Leverkusen Frühlingserwachen im Oktober

Leverkusen · Alles draußen, oder was? Beim sehr sehr späten Spätsommertag gestern war die Fußgängerzone in Opladen proppenvoll, jeder Stuhl in den Cafés besetzt, die Stimmung prima. Nur einer hätte sich mindestens zehn Grad weniger gewünscht: der Strumpfwarenhändler auf dem Markt.

 Robert Felten und Kurt Duda (r.) beim Frühschoppen: "Kölsch bei 18 Grad? Lecker!"

Robert Felten und Kurt Duda (r.) beim Frühschoppen: "Kölsch bei 18 Grad? Lecker!"

Foto: uwe Miserius

Es ist Herbst, sagt der Kalender. Es ist Frühling, sagt das Thermometer in der Fußgängerzone. Stolze 18 Grad mit deutlicher Tendenz nach oben. "Altweibersommer", sagt Robert Felten (85), "Endlich goldener Oktober", sagt Kurt Duda (93). Die beiden Herren lehnen am Stehtisch vor der "Stadtschänke", plaudern, sehen dem Leben in der Fußgängerzone zu, das an diesem Donnerstag pulsiert, als sei es Hochsommer.

"Wir sind donnerstags immer hier und immer draußen vor der Kneipe. Nicht drinnen. Da sieht man ja nichts", sagt Duda. Und: "Das Kölsch bei 18 Grad draußen schmeckt einfach besser, als wenn's nur fünf Grad hätte." Es folgt ein Probeschluck. "Stimmt", sagt Felten lächelnd.

Ihm fällt ein, dass warme Tage im Oktober keine moderne Erscheinung sind. "Als meine Frau vor 82 Jahren Mitte Oktober auf die Welt kam, da war ihr Vater am Tag der Geburt im Strandbad in Lennep schwimmen, so heiß war es da."

Eis? Viel zu kalt!

Auch, wenn die Leverkusener Freibäder zum oktöberlichen Frühlingserwachen längst geschlossen sind, ein Picknick draußen können sich auch Laureen Overhoff und Jule Schäfer (beide 18) fürs Wochenende vorstellen, an dem die Temperaturen über 20 Grad steigen sollen. "Für ein Eis ist es mir heute noch nicht warm genug", gesteht Jule. "Aber es ist schön, dass das Wetter so richtig gute Laune vor dem Winter macht und nicht alles in Regen und Wolken versinkt."

Beides wäre Andreas Fröse vielleicht lieber gewesen, als er am Morgen aus dem Haus trat. "Ja, ich geb's zu, ich habe gedacht: So warm soll's werden?

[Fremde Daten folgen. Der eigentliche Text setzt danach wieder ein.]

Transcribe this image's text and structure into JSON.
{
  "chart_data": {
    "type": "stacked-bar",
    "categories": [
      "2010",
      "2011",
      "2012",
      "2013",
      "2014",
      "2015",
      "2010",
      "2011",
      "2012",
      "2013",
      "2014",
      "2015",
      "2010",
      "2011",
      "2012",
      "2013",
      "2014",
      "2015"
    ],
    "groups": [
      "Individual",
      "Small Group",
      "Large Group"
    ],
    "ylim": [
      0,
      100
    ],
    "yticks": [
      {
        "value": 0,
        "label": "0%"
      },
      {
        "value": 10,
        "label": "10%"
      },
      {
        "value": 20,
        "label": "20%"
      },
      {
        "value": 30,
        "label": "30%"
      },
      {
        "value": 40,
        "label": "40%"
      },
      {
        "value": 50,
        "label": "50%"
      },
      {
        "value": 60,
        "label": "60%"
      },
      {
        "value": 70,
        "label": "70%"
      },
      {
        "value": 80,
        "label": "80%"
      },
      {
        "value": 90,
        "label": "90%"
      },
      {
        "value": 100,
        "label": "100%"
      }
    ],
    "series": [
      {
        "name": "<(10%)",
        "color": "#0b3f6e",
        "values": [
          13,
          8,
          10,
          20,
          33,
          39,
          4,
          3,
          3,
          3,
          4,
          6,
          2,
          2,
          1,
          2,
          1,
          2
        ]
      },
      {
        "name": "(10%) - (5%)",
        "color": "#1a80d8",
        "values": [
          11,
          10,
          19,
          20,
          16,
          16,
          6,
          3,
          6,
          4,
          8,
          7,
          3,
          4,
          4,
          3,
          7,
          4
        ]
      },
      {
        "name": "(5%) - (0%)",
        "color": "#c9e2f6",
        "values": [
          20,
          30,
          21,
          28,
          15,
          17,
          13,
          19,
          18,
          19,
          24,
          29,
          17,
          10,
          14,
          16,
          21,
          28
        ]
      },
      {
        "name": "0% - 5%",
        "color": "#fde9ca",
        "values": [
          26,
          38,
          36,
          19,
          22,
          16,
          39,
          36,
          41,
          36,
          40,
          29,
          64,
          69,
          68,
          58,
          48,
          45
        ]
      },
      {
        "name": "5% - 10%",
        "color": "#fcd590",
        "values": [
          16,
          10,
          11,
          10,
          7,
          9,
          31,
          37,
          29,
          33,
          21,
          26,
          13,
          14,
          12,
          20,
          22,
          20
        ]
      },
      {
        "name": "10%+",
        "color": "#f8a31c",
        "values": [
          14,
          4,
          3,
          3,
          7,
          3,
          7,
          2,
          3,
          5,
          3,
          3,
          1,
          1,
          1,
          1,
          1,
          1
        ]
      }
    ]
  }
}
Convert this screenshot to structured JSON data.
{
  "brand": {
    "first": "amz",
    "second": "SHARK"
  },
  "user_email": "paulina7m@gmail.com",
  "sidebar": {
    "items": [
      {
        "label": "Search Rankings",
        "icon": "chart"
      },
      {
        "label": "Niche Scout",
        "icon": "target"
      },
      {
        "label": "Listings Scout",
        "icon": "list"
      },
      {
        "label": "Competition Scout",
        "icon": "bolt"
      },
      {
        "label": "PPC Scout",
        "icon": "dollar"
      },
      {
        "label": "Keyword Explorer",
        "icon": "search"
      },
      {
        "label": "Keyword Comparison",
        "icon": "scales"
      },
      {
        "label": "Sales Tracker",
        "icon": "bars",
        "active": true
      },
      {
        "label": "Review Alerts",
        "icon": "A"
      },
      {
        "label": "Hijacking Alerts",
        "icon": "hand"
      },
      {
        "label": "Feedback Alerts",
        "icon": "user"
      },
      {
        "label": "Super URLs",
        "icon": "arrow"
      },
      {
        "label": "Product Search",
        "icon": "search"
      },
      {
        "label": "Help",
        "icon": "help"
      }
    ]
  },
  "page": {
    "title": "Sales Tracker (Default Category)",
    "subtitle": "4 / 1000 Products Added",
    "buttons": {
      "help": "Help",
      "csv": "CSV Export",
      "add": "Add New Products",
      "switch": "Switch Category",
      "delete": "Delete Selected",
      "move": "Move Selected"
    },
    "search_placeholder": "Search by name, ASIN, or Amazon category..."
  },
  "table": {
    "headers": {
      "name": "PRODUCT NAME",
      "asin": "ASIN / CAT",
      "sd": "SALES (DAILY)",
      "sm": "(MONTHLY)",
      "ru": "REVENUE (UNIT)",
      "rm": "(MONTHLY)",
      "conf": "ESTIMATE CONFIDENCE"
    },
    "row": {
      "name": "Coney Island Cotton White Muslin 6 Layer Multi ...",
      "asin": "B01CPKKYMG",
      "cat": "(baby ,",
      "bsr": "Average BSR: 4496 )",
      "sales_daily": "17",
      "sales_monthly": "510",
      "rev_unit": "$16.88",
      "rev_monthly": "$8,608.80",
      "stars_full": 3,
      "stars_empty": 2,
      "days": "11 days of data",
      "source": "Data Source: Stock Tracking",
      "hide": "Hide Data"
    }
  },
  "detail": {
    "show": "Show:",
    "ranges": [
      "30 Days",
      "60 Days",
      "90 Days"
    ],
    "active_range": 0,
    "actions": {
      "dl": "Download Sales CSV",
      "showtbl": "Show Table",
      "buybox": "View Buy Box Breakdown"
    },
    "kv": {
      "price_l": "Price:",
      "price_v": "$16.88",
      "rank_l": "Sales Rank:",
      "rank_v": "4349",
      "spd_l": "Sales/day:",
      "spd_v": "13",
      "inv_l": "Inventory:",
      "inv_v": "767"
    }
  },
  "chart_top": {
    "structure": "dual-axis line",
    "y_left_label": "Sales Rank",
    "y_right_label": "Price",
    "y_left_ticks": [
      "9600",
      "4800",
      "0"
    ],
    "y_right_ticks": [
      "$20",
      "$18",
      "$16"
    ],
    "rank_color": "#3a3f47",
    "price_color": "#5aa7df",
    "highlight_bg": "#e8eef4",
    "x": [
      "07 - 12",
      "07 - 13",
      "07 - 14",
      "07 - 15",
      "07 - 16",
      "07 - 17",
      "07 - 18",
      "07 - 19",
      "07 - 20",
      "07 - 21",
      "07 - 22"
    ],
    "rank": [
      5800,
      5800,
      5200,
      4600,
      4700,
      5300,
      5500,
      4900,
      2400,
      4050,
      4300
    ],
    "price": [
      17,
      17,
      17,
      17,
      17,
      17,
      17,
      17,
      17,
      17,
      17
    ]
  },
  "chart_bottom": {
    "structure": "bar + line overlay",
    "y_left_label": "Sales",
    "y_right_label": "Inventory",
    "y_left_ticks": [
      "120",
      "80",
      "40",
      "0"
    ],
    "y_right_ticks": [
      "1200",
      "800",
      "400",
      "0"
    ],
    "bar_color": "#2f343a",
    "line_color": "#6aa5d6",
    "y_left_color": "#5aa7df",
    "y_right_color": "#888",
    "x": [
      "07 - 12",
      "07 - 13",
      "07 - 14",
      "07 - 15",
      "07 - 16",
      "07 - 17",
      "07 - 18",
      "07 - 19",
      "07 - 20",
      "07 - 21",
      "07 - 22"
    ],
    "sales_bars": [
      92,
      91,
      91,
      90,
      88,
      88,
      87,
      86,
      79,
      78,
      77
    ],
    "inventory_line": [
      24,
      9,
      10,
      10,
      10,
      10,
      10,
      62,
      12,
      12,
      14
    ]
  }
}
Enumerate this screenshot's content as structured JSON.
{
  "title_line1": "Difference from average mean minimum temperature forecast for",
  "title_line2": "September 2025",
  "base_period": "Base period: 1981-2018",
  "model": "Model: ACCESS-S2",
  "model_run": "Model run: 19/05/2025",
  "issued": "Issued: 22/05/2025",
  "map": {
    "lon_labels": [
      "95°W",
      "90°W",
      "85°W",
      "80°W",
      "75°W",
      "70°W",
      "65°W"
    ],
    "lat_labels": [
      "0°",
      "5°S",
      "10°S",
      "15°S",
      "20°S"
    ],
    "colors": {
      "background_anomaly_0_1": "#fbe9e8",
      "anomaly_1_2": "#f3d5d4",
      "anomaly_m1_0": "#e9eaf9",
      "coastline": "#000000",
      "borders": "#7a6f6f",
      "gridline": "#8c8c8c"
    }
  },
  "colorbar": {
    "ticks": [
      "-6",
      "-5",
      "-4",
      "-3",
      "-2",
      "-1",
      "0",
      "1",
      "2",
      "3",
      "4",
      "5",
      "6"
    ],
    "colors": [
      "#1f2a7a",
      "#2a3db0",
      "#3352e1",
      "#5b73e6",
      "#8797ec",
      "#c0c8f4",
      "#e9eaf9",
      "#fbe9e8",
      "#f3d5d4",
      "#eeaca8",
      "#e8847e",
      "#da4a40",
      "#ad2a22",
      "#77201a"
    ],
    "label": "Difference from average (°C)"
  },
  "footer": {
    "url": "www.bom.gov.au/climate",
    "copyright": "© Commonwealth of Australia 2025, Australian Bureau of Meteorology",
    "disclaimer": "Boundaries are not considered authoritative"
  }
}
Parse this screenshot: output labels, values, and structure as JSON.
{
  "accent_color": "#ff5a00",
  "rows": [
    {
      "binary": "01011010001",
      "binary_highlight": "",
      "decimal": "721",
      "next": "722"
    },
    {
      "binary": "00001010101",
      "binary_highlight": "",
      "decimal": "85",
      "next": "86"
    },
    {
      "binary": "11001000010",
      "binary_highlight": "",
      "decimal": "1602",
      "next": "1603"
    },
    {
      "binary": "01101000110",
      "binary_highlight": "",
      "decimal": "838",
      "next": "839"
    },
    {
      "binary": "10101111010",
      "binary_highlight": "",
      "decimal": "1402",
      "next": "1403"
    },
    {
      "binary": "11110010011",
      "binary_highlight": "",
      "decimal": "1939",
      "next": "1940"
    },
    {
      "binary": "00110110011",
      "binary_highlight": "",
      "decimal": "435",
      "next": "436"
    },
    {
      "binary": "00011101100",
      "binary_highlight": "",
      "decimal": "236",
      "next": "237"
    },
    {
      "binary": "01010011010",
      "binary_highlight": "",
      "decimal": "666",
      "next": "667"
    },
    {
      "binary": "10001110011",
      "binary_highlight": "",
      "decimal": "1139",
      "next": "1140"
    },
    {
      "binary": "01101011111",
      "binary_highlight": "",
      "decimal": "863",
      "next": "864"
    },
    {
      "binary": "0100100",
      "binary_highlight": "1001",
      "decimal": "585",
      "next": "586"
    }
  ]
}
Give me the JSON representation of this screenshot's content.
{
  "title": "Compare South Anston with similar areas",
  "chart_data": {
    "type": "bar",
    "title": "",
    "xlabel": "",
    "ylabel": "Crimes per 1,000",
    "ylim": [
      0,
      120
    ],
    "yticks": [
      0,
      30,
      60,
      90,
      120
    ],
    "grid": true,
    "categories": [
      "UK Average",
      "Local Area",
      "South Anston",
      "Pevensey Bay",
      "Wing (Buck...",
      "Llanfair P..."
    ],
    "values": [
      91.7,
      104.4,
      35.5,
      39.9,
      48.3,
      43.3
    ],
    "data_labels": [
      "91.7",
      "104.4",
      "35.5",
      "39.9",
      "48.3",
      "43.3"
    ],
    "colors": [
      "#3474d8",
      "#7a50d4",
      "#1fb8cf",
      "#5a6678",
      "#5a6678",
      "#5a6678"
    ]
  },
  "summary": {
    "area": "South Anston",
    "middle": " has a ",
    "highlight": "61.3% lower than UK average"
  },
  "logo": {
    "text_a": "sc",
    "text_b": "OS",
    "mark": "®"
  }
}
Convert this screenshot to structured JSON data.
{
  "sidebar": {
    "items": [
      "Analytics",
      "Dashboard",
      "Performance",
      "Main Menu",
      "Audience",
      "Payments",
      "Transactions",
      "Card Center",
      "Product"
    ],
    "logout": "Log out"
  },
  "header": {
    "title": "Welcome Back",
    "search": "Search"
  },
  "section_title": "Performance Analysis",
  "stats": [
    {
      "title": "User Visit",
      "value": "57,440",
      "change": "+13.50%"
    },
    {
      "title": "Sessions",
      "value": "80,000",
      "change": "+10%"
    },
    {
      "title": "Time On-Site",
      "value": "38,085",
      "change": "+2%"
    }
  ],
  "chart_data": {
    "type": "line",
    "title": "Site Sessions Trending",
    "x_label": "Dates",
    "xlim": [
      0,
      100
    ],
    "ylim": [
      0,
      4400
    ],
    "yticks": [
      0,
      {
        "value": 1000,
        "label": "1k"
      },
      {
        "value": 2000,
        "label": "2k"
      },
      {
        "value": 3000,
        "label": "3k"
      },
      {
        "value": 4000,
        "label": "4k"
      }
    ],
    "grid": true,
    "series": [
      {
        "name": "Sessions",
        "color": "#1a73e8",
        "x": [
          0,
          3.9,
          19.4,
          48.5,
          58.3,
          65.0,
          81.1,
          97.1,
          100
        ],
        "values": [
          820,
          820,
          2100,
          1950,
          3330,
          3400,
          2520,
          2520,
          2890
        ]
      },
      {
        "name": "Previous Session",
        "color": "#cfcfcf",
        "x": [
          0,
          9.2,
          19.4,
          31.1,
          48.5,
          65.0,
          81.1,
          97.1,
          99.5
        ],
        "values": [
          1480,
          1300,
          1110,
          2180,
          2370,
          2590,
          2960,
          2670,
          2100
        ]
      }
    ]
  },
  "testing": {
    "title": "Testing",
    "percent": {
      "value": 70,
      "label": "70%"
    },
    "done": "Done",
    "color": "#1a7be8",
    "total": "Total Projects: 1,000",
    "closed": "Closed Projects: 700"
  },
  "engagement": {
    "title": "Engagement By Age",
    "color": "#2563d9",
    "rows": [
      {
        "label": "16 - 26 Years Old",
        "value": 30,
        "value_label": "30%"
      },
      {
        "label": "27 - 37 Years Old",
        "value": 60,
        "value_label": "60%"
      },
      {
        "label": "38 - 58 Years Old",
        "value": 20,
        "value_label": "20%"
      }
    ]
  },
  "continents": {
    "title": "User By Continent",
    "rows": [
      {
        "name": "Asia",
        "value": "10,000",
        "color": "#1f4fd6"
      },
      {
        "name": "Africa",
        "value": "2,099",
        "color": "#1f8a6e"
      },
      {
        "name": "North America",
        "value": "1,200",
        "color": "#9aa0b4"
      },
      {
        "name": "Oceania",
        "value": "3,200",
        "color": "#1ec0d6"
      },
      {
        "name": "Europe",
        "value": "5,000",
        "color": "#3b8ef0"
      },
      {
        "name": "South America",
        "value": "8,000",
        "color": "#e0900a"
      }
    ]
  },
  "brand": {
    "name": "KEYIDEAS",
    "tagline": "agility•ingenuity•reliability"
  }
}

Blöd", sagt Fröse mit Blick auf seinen Verkaufstisch. Der Mann ist Strumpfwarenhändler und hat seinen Stand auf dem Opladener Markt von normalerweise zwölf auf acht Meter verkürzt — wegen des Wetters. "In Opladen habe ich Glück, hier gibt es viel Stammkundschaft, die dicke Socken auf Vorrat kauft, denn kalt wird es früher oder später ja doch."

Allerdings sei der große Ansturm auf die dicksten Strümpfe mit Lammfellwolle in seinem Sortiment an diesem Tag nicht groß. Sorgen macht Fröse, dass das Wetter schön bleiben soll. "Ich muss nach Essen-Kettwig, da sieht's von der Kundenstruktur anders aus, außerdem sind Herbstferien. Das wird für mich sehr, sehr ruhig dort."

Vielleicht sollte Fröse die Damen und Herren des Markt-Stammtischs mitnehmen. Als Stimmungsmacher. Denn still geht's bei Carola, Gisela, Bodo, Werner, Barbara, Gerlinde, Uschi und Ex-"LaBaguette"-Betreiber Manni Gruse nicht eben zu. "Wir sitzen immer draußen. Auch noch bei fünf Grad", betont Barbara. "So aber ist's viel schöner." Glatt könne man singen "Heut' ist so ein schöner Tag", fällt Gerlinde ein. Die dem Frühling im Herbst noch etwas Gutes abgewinnt. Jetzt könne man den Schokoladenkonsum ruhig steigern. Denn Hüftgold "sieht im Winter keiner unterm dicken Pulli".

Dann spricht ja nichts gegen ein Eis. Ob Robert Felten und Kurt Duda dafür ihr Kölsch eintauschen?